The advantage of offering something for free instead of offering a discount is that the client or customer is unlikely to ask for another unit for free.

They appreciate that the business cannot keep giving things for free. When you give them a special discount they want that discount the next time over.

You might think that this technique works for service-based, but not product-based, industries.

To dispel that notion, let us share an experience from a high-tech company that worked very well. Industrial customers of high-tech products fully comprehend that there is a manufacturing cost for hardware, but often feel that they should get software either free or heavily discounted. At this high-tech company, we had a strict rule of not discounting software. We would give away hardware for free, but refused to discount software. This way the customer never dared to ask for another free unit of hardware and understood that the software will not be discounted.

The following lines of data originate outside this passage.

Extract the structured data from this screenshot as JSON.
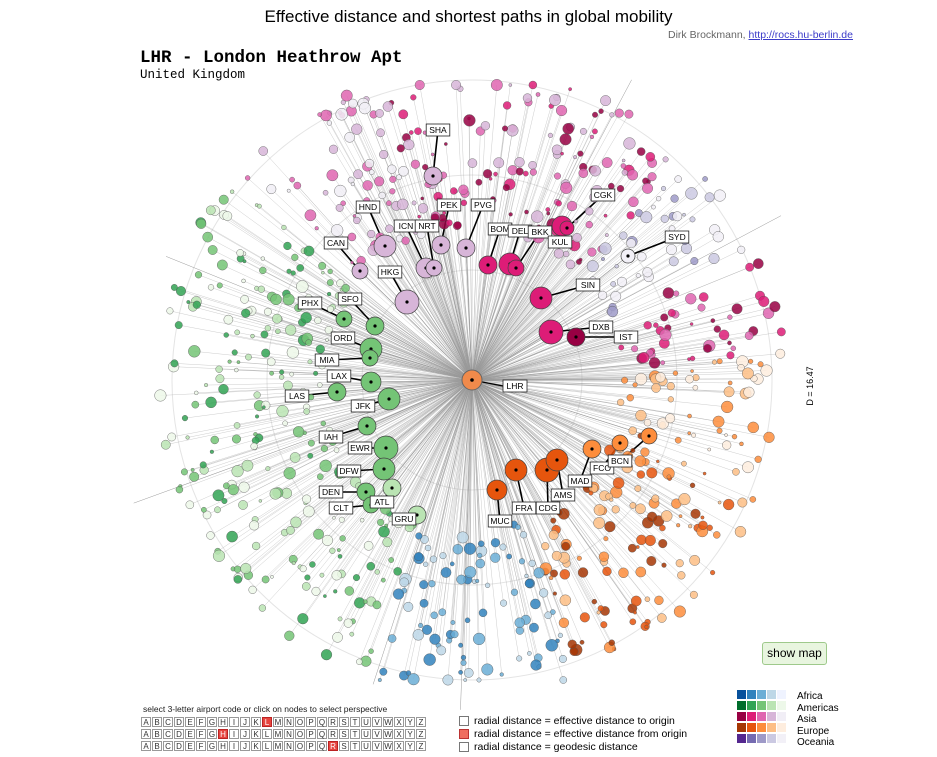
{
  "title": "Effective distance and shortest paths in global mobility",
  "credit": {
    "author": "Dirk Brockmann,",
    "link": "http://rocs.hu-berlin.de"
  },
  "origin": {
    "code_name": "LHR - London Heathrow Apt",
    "country": "United Kingdom",
    "code": "LHR"
  },
  "d_label": "D = 16.47",
  "show_map": "show map",
  "selector": {
    "hint": "select 3-letter airport code or click on nodes to select perspective",
    "alphabet": [
      "A",
      "B",
      "C",
      "D",
      "E",
      "F",
      "G",
      "H",
      "I",
      "J",
      "K",
      "L",
      "M",
      "N",
      "O",
      "P",
      "Q",
      "R",
      "S",
      "T",
      "U",
      "V",
      "W",
      "X",
      "Y",
      "Z"
    ],
    "selected": [
      "L",
      "H",
      "R"
    ]
  },
  "options": [
    {
      "label": "radial distance = effective distance to origin",
      "checked": false
    },
    {
      "label": "radial distance = effective distance from origin",
      "checked": true
    },
    {
      "label": "radial distance = geodesic distance",
      "checked": false
    }
  ],
  "legend": {
    "regions": [
      "Africa",
      "Americas",
      "Asia",
      "Europe",
      "Oceania"
    ],
    "colors": [
      [
        "#08519c",
        "#3182bd",
        "#6baed6",
        "#bdd7e7",
        "#eff3ff"
      ],
      [
        "#006d2c",
        "#31a354",
        "#74c476",
        "#bae4b3",
        "#edf8e9"
      ],
      [
        "#980043",
        "#dd1c77",
        "#df65b0",
        "#d7b5d8",
        "#f1eef6"
      ],
      [
        "#a63603",
        "#e6550d",
        "#fd8d3c",
        "#fdbe85",
        "#feedde"
      ],
      [
        "#54278f",
        "#756bb1",
        "#9e9ac8",
        "#cbc9e2",
        "#f2f0f7"
      ]
    ]
  },
  "colors": {
    "origin": "#f08a4b",
    "edge": "#9a9a9a",
    "path": "#000000"
  },
  "airports": [
    {
      "code": "SHA",
      "region": "Asia",
      "shade": 3
    },
    {
      "code": "PEK",
      "region": "Asia",
      "shade": 3
    },
    {
      "code": "PVG",
      "region": "Asia",
      "shade": 3
    },
    {
      "code": "HND",
      "region": "Asia",
      "shade": 3
    },
    {
      "code": "ICN",
      "region": "Asia",
      "shade": 3
    },
    {
      "code": "NRT",
      "region": "Asia",
      "shade": 3
    },
    {
      "code": "BOM",
      "region": "Asia",
      "shade": 1
    },
    {
      "code": "DEL",
      "region": "Asia",
      "shade": 1
    },
    {
      "code": "BKK",
      "region": "Asia",
      "shade": 1
    },
    {
      "code": "KUL",
      "region": "Asia",
      "shade": 1
    },
    {
      "code": "CGK",
      "region": "Asia",
      "shade": 1
    },
    {
      "code": "SYD",
      "region": "Oceania",
      "shade": 4
    },
    {
      "code": "CAN",
      "region": "Asia",
      "shade": 3
    },
    {
      "code": "HKG",
      "region": "Asia",
      "shade": 3
    },
    {
      "code": "SIN",
      "region": "Asia",
      "shade": 1
    },
    {
      "code": "DXB",
      "region": "Asia",
      "shade": 1
    },
    {
      "code": "IST",
      "region": "Asia",
      "shade": 0
    },
    {
      "code": "PHX",
      "region": "Americas",
      "shade": 2
    },
    {
      "code": "SFO",
      "region": "Americas",
      "shade": 2
    },
    {
      "code": "ORD",
      "region": "Americas",
      "shade": 2
    },
    {
      "code": "MIA",
      "region": "Americas",
      "shade": 2
    },
    {
      "code": "LAX",
      "region": "Americas",
      "shade": 2
    },
    {
      "code": "LAS",
      "region": "Americas",
      "shade": 2
    },
    {
      "code": "JFK",
      "region": "Americas",
      "shade": 2
    },
    {
      "code": "IAH",
      "region": "Americas",
      "shade": 2
    },
    {
      "code": "EWR",
      "region": "Americas",
      "shade": 2
    },
    {
      "code": "DFW",
      "region": "Americas",
      "shade": 2
    },
    {
      "code": "DEN",
      "region": "Americas",
      "shade": 2
    },
    {
      "code": "CLT",
      "region": "Americas",
      "shade": 2
    },
    {
      "code": "ATL",
      "region": "Americas",
      "shade": 3
    },
    {
      "code": "GRU",
      "region": "Americas",
      "shade": 3
    },
    {
      "code": "MUC",
      "region": "Europe",
      "shade": 1
    },
    {
      "code": "FRA",
      "region": "Europe",
      "shade": 1
    },
    {
      "code": "CDG",
      "region": "Europe",
      "shade": 1
    },
    {
      "code": "AMS",
      "region": "Europe",
      "shade": 1
    },
    {
      "code": "MAD",
      "region": "Europe",
      "shade": 2
    },
    {
      "code": "FCO",
      "region": "Europe",
      "shade": 2
    },
    {
      "code": "BCN",
      "region": "Europe",
      "shade": 2
    }
  ]
}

The game of individual discounting is a slippery slope. It feels good to close a pending piece of profitable business by offering a small discount. You feel that between the time saved and the business closed, you have come out ahead. However, you are simply adding a liability on your balance sheet for the benefit of enhancing your income statement for this period.

Food for Thought is our way of sharing interesting concepts on corporate leadership and management with others who might find it useful. The thoughts offered are intended to be controversial and thought provoking. They are intended to help our readers intentionally realize their potential, what we call Potentionality.